The length of a typical clutch disk spline is not in question here. This will not be an issue.
Guys, knock yourselves out experimenting with drives-shaft yokes and such... But when you decide your ready for a clutch disc spline thats a 99% match [100% match IMHO] for the Nissan Leaf output shaft spline, please find it here:

[BTW the part SKU# is: 4304548]
https://www.midwest-bayless.com/p-4...wagon-sedan-all-w1438cc-1968-71-1500-new.aspx
I just ordered one of these today. I had a pretty thorough design to use a modified Leaf transaxle but rather than destroy it and weld it into an axle assembly, I think it will be easier to cut out this clutch center and use it instead. I'll let y'all know how it goes!
Meanwhile, the Midwest Bayless unit I posted earlier, can be considered a PERFECT [100%] FIT!!
Once you have the clutch disc attached...Then what? What transmissions would the Fiat plate work with?
Addendum to my last post: I happen to have the benefit/ luxury of both the retro Fiat and Suzuki Jimny clutch disc centres in my possession. As a result, I feel qualified to make the following statement: After a trial fit of both centres, there is sooo much slop in the fit of the Suzuki spline, that it cannot even be considered as a worthy contestant in this race. I consider it a fool hardy experiment to select same as a solution for the Nissan Leaf output spline! Meanwhile, the Midwest Bayless unit I posted earlier, can be considered a PERFECT [100%] FIT!!
Great info, thank you!
Once you have the clutch disc attached...Then what? What transmissions would the Fiat plate work with?
What I plan to do is take that Fiat clutch plate to a lathe and cut out the center ("clutch center") then press fit and weld that clutch center into another piece of metal to make my motor coupler. The Fiat clutch center slides over the Nissan Leaf motor output and the other end of the metal tube which houses the Fiat clutch center can be adapted to whatever is going on at the transmission end of the coupler.

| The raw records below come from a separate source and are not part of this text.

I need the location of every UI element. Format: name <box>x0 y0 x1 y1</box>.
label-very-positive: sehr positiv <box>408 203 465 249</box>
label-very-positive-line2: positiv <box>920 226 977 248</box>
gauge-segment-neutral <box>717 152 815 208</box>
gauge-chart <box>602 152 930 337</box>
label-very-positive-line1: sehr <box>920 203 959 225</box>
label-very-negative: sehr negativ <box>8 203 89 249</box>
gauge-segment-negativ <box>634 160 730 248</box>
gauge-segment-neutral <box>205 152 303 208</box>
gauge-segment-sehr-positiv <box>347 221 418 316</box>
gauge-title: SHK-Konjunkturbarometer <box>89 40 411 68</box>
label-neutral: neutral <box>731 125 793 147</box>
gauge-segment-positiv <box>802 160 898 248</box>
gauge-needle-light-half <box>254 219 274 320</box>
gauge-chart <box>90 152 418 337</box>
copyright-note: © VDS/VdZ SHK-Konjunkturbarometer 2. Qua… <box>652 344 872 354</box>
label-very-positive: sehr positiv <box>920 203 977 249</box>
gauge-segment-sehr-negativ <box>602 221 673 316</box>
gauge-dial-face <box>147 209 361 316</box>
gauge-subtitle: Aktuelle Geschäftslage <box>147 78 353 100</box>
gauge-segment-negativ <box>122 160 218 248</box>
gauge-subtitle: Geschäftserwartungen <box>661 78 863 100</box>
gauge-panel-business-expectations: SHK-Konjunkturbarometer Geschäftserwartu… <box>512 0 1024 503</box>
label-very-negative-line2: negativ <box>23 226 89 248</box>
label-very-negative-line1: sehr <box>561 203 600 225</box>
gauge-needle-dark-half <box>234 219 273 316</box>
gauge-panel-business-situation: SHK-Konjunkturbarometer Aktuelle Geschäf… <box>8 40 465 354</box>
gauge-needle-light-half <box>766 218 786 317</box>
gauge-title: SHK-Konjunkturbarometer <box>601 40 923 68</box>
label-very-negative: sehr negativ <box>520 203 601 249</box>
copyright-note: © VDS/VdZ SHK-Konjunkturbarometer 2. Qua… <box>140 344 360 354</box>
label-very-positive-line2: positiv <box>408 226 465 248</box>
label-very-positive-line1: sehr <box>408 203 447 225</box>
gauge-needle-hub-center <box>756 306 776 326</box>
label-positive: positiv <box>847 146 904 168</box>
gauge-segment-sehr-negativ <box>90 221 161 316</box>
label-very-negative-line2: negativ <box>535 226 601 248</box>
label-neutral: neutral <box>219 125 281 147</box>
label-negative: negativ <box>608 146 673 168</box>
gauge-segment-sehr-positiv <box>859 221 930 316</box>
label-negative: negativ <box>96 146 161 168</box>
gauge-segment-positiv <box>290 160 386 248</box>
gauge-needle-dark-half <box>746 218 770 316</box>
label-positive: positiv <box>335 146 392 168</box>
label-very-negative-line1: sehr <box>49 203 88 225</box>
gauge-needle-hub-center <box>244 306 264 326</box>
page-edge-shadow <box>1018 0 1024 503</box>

It seems that many people take a clutch center designed for their transmission and put that into the other end of the coupler which eliminates the clutch and flywheel. I plan to use a clutch, so the other end of my motor coupler will interface with my flywheel.

I'll post some drawings once I've got the part in-hand to measure and hopefully it helps others to get their parts made too
Drill out those 3 rivets on the spring plate and you may not need any lathe work.
"Drill out those 3 rivets on the spring plate and you may not need any lathe work."

Sanding/ grinding/ drifting seems to work even better!
CanEV makes couplers for electric motors. Why not make an adapter that takes the splined output of the leaf motor and convert it to a keyed brushless shaft? There are adapters that can adapt the face to a warp 9 or Curtis motor face with a bearing, so then a standard CanEV kit would work to mount the leaf to any CanEV supported transmission.
So, has anybody figured out the Leaf motor spline's engineering specs yet so a proper coupling can be fabbed?